1. Create a new Spark job definition.
1. Select **PySpark (Python)** from the **Language** dropdown.
1. Download the [createTablefromParquet.py](https://github.com/voidfunction/FabCon25SparkWorkshop/blob/main/module-2-orchestrating-spark/_lab_materials/createTablefromParquet.py) sample and upload it as the main definition file. The main definition file (*job.Main*) is the file that contains the application logic and is mandatory to run a Spark job. For each Spark job definition, you can only upload one main definition file.
1. Provide command line arguments for the job, if needed. Use a space as a splitter to separate the arguments.
1. Add the lakehouse reference to the job. You must have at least one lakehouse reference added to the job. This lakehouse is the default lakehouse context for the job.

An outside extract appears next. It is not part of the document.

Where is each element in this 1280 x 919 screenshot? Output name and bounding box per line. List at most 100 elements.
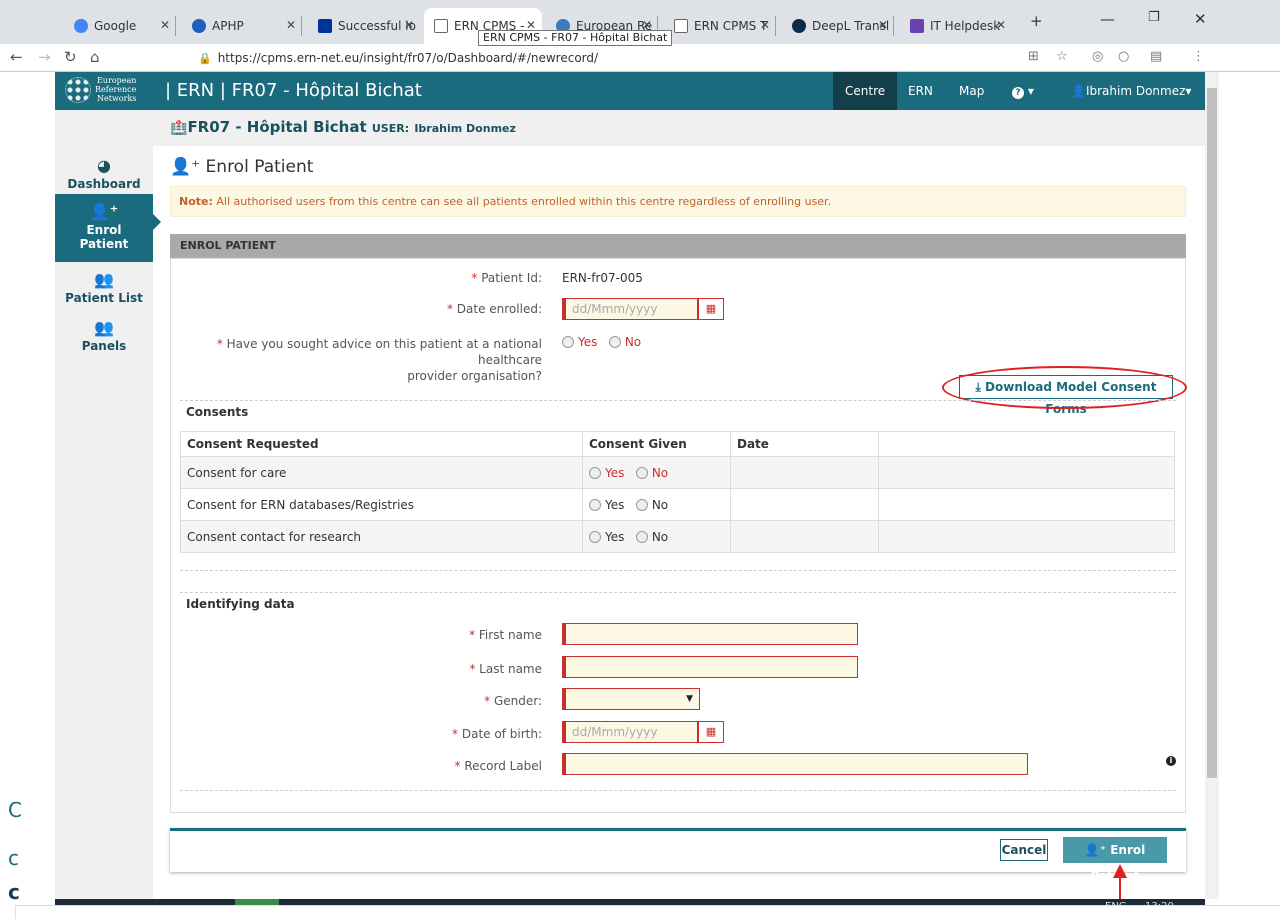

![](https://github.com/voidfunction/FabCon25SparkWorkshop/blob/main/module-2-orchestrating-spark/_media/run%20sjd%20for%20debug.jpg?raw=true)

### **2.4.1 Enable Spark job definition schedule on settings page**

<br>

![](https://github.com/voidfunction/FabCon25SparkWorkshop/blob/main/module-2-orchestrating-spark/_media/run%20sjd%20for%20schedule.jpg?raw=true)



## 🎉 Wrapping Up the Exercise: Orchestrating Spark

Congrats on completing this hands-on exercise where we covered various options to orchestrate your Spark jobs, from pro-code to no-code, plenty of options exist to build robust data solutions.